Skelton: How a racist housing policy caused a bitter California brawl

60 years ago, the Rumsford Act turned into a historic civil rights triumph in the state

We recently celebrated the 60th anniversary of Rev. Martin Luther King Jr.’s March on Washington. There was no mention of the 60th anniversary of a historic civil rights victory in California.

That’s completely understandable. Few people are likely to be aware of the Rumford Fair Housing Act, which resulted in arguably the largest and most bitter brawl ever witnessed in California’s Capitol.

Looking back, it’s difficult to imagine what the fight was about. It was a debate over whether it was legal — let alone moral — for homeowners and landlords to continue discriminating against people of color in the sale and rental of housing.

Following much debate and prodding from Democratic Gov. Pat Brown, the Democratic-controlled Legislature voted to prohibit racial discrimination in housing. The public outpouring of rage was swift. The following year, Californians voted nearly 2 to 1 to legalize discrimination once more. However, the state and federal Supreme Courts eventually ruled that the voters’ action was unconstitutional.

“The mood in California was as anti-equality — by legislative edict and local ordinances — as you can imagine,” recalls legendary Black politician Willie Brown, former Assembly Speaker and San Francisco Mayor.

“The Rumford Act was considered a no-no.”

In 1963, the mood in America was bleak.

Police Chief Bull Connor of Birmingham, Alabama, unleashed dogs and fire hoses on civil rights marchers. Alabama Governor George Wallace stood in front of the schoolhouse door, vowing to prevent integration. Medgar Evers, a civil rights leader, was assassinated in Mississippi. Racists detonated a bomb in a Birmingham church, killing four young girls.

Gov. Brown boldly proposed legislation in Sacramento to end racial discrimination in housing. “No man should be denied the right to own a home because of the color of his skin,” the governor declared.

In the mid-1960s, those were combative words.

California, unlike the Jim Crow South, did not have officially segregated schools or drinking fountains for white and black people. However, de facto housing segregation was widespread. Local covenants barred people of color from many white neighborhoods.

The housing bill was sponsored by — and unofficially named after — Assemblyman Byron Rumford, D-Berkeley, Northern California’s first Black legislator. There were only three Black legislators out of 120 at the time. There are now 12.

Scores of civil rights demonstrators occupied the Capitol’s second-floor rotunda between the two legislative chambers for weeks, a scene that couldn’t happen today due to tighter security — and hasn’t happened since. They slept on the tile floor at night and sang “We Shall Overcome” during the day, which irritated many lawmakers while also putting pressure on them.

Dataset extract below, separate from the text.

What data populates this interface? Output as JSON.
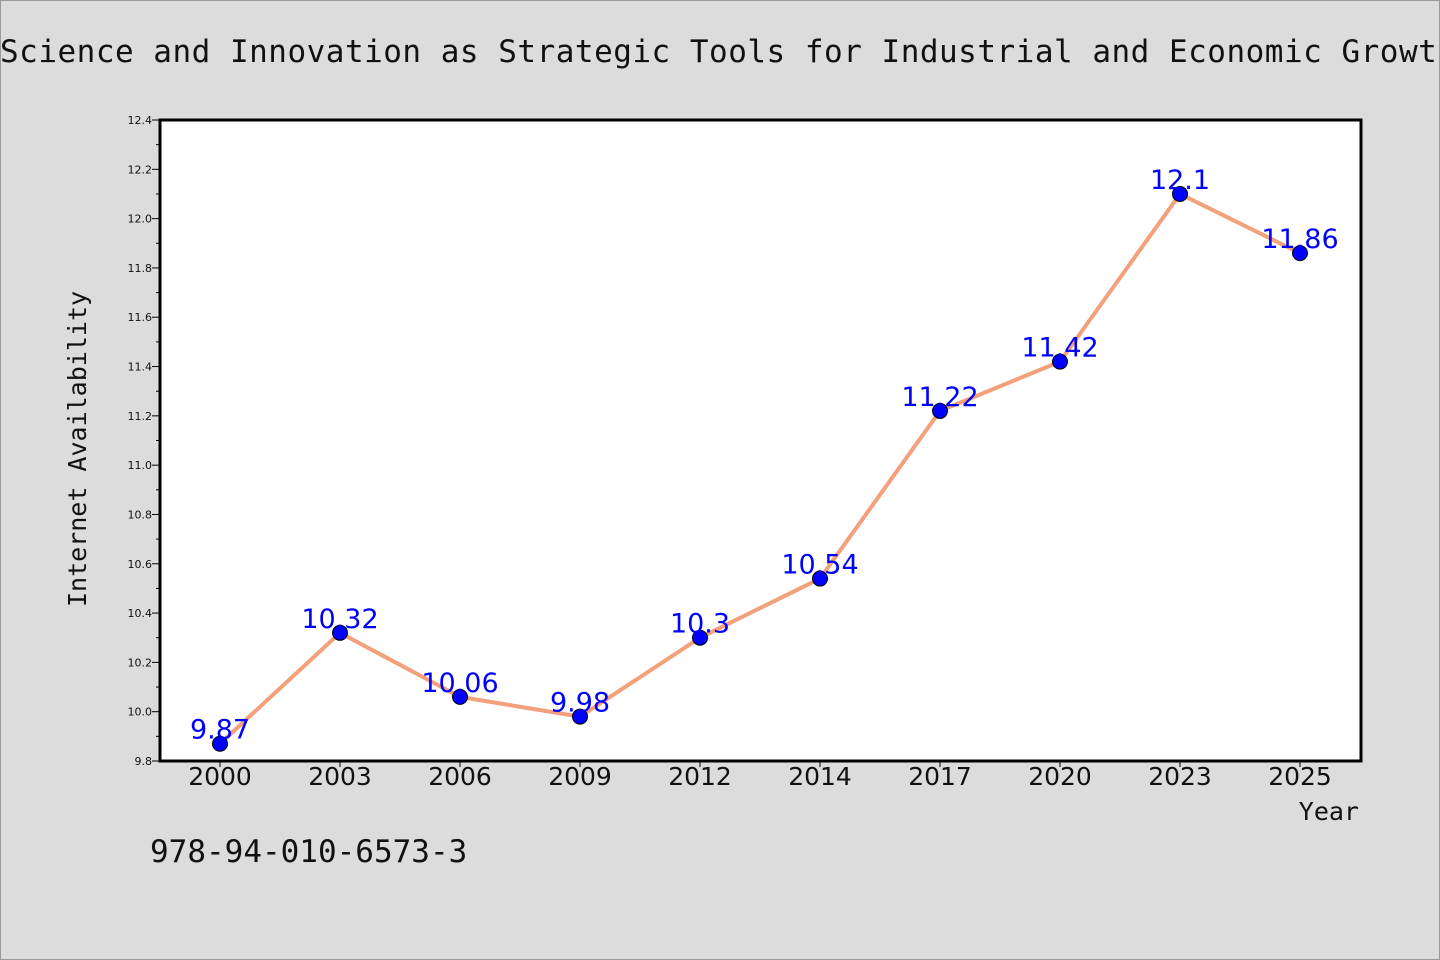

Hugh Burns, a conservative Democrat from Fresno, attempted to prevent the bill from being voted on as the Legislature approached mandatory adjournment on the final night of its annual session. However, civil rights advocate Assembly Speaker Jesse “Big Daddy” Unruh of Inglewood threatened to kill all Senate bills pending in his chamber unless Burns released Rumford’s bill.

A compromise version was narrowly approved by the Senate at the eleventh hour, then breezed through the Assembly seven minutes before the midnight deadline.

But first, Unruh, the son of a Texas sharecropper who understood white racism, took to the Assembly floor to warn colleagues about the political dangers of getting too far ahead of the citizenry.

He was quickly proven correct. Proposition 14, launched by the California Real Estate Association, became one of the most emotional and vitriolic initiative campaigns in state history. There was never any doubt about the outcome.

The repeal was supported by the Los Angeles Times, which editorialized that housing discrimination was essentially a “basic property right.”

Pat Brown referred to the supporters of Proposition 14 as “shock troops of bigotry.” However, his vehement support for the Rumford Act contributed significantly to the governor’s reelection defeat in 1966. Ronald Reagan, a newcomer, easily defeated him.

Rumford was also defeated in a state Senate race.

Reagan drew voters in by promising to repeal the Rumford Act. But, once in office, he never tried. Give him that much credit.

The Rumford Act eventually evolved into today’s Fair Employment and Housing Act, which some Black legislators argue is not being adequately enforced, particularly laws prohibiting workplace and rental discrimination.

“The state agency is really understaffed and overburdened,” says Senator Lola Smallwood-Cuevas (D-Los Angeles). “Much of it has been gutted.”

“California proclaims to be the vanguard of progressive values and social justice, yet we have not invested in our civil rights infrastructure,” Smallwood-Cuevas says.

Yes. The bitter battle over the Rumford Act, on the other hand, reminds us of how far we’ve come in 60 years.

George Skelton is a columnist for the Los Angeles Times.